I agree but it sounds like the OP had a role in this too. "We were both screaming at each other". Screaming just ecalates bad situations.

If you push me, in all likeliehood, I'm going to push back. Especially under those volatile circumstances.

They just need to stay away from each other if they can't discuss things calmly.


----------



## BigMac (Oct 29, 2012)

@Zappy , I agree with you . This is why my statements above.

When a fight is happening is both parties fault no matter what they say . If you don't wanna fight you can easily end it or move out ... here she say withing 5 min the yell each other , so it isn't his fault only that is for sure .


----------



## 06Daddio08 (Jul 26, 2012)

The child is 13.

Old enough to establish which household he wants to live in.

If he doesn't want to do 50/50 then it should be considered.

Establish a parenting plan with your sons input included.

If you 2 cannot get along then stop contact with each other.


----------



## Pluto2 (Aug 17, 2011)

If what you want is a break from H, you will have to go to court.
You have the option to pursue assault charges, seek immediate custody, obtain a temporary restraining order.
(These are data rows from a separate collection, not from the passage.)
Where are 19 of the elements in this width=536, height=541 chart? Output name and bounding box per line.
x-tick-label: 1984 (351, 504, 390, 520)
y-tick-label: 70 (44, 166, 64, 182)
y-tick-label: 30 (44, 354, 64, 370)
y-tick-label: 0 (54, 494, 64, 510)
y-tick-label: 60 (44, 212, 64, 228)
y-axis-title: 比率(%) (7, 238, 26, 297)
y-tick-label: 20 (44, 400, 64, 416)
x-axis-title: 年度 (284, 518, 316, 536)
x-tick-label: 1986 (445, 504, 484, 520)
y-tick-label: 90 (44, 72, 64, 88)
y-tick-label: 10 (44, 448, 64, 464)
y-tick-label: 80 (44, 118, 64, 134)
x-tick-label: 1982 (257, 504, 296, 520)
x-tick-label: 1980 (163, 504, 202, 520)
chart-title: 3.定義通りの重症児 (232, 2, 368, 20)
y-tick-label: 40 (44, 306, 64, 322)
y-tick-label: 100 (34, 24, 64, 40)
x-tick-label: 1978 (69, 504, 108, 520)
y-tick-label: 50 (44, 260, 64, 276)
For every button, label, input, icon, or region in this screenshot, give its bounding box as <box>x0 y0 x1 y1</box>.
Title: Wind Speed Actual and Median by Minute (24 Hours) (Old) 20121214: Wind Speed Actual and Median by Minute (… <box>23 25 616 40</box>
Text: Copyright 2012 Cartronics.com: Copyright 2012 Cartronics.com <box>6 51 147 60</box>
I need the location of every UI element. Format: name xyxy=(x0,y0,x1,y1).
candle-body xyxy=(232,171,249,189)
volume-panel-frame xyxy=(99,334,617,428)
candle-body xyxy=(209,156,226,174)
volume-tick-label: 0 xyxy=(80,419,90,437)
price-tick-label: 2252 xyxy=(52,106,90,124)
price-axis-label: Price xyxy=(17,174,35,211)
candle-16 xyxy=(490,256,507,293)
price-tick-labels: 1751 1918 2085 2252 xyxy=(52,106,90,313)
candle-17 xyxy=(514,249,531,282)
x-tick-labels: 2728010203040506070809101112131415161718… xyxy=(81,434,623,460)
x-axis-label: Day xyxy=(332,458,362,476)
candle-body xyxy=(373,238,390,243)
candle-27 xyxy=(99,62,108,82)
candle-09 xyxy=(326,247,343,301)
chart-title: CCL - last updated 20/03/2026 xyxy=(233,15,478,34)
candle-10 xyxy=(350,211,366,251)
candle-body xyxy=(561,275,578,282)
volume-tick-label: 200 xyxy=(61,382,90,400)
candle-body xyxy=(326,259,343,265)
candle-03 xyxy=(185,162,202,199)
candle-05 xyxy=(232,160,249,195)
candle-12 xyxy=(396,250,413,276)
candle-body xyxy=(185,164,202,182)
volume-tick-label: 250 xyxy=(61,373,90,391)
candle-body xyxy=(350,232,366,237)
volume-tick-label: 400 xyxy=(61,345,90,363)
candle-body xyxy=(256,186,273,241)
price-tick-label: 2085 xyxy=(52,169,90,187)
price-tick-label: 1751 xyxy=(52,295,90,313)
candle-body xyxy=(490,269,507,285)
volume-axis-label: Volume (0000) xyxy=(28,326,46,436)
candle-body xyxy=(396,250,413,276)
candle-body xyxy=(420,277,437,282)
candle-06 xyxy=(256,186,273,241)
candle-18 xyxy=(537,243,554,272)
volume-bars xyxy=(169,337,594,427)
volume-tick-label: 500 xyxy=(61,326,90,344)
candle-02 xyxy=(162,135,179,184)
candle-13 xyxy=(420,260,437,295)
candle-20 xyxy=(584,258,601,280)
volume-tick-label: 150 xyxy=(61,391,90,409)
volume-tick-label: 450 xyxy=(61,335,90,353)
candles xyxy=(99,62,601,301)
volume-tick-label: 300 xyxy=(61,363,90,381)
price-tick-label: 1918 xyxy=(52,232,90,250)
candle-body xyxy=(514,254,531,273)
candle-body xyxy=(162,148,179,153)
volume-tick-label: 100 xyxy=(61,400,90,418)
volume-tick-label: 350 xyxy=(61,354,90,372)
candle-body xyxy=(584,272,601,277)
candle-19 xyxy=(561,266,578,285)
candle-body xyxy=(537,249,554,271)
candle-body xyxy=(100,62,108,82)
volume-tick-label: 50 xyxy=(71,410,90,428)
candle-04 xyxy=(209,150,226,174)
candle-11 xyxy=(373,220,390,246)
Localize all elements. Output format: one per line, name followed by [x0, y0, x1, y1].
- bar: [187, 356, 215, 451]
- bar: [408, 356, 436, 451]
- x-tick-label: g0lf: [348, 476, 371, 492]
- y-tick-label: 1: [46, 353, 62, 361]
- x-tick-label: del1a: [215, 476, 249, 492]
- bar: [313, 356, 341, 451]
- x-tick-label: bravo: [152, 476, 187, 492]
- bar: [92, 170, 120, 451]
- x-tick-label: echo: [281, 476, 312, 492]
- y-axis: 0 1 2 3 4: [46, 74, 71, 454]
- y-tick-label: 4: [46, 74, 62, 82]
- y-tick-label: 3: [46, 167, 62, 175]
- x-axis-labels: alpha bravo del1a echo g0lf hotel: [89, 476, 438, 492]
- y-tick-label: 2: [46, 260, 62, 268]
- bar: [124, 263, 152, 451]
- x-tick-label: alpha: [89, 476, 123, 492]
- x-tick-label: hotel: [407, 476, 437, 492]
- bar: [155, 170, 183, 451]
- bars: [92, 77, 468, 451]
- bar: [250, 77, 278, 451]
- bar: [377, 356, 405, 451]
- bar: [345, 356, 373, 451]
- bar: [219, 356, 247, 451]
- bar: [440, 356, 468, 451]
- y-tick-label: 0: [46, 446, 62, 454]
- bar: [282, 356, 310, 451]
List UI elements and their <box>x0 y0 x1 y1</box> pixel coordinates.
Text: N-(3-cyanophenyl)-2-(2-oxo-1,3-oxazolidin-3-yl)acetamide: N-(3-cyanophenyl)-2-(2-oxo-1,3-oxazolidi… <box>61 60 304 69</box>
Until the courts are involved there is nothing you can do to force your H to stay away.
Short of involving the courts, is there any family member your H would listen to about a "cease-fire" during the holidays. Your separation is still fresh and people are hurting.


----------



## specialplace (Aug 18, 2012)

Thank you for all the advice so far. 

I do agree that we were both at fault for getting so heated so quickly. I screamed at him because he was screaming at me. Not good. We need to stay away from each other until we can figure out a way to communicate properly. 

I also agree that my son should never have gotten in his father's face. That was wrong and we talked about it. Prior to him doing that, his father was telling him all the things that he thinks are "wrong" with him - "flaws" as he called them. It was totally unnecessary and hurtful so I can understand his frustration. The whole thing was bad and I will never allow it to happen again. 

I still believe that my son should be allowed a break from visiting with his father until our situation is healthier all the way around. I think forcing him to go right now so soon after all of this has happened and there is so much hurt is a mistake.


----------



## Conrad (Aug 6, 2010)

I would advise having your son and his father meet with a counselor together as soon as possible to work things out.

If you allow your son to avoid his father by acting out, he will quickly surmise that he is in charge.


----------



## VFW (Oct 24, 2012)

First take a deep breath, this has escalated to way too high of a level. Secondly, you and your son are not a WE her. You and your husband were in this verbal battle, that NEVER should have happened in front of your son. He obviously felt that he had to protect you and so he physically stood up to his father. He NEVER should have felt that he needed to do this. YOU need to take responsibility for your part of the event. The reaction by the police is because they saw this event for what it was here. 

Now you and your husband need a break, that is fine, but don't include your son in your problems. Sit down like adults and come to a plan and only contact one another when it is completely necessary. Let both of you heal a little bit for deciding how to proceed. Both of you are at fault .... own it ... then fix it.


----------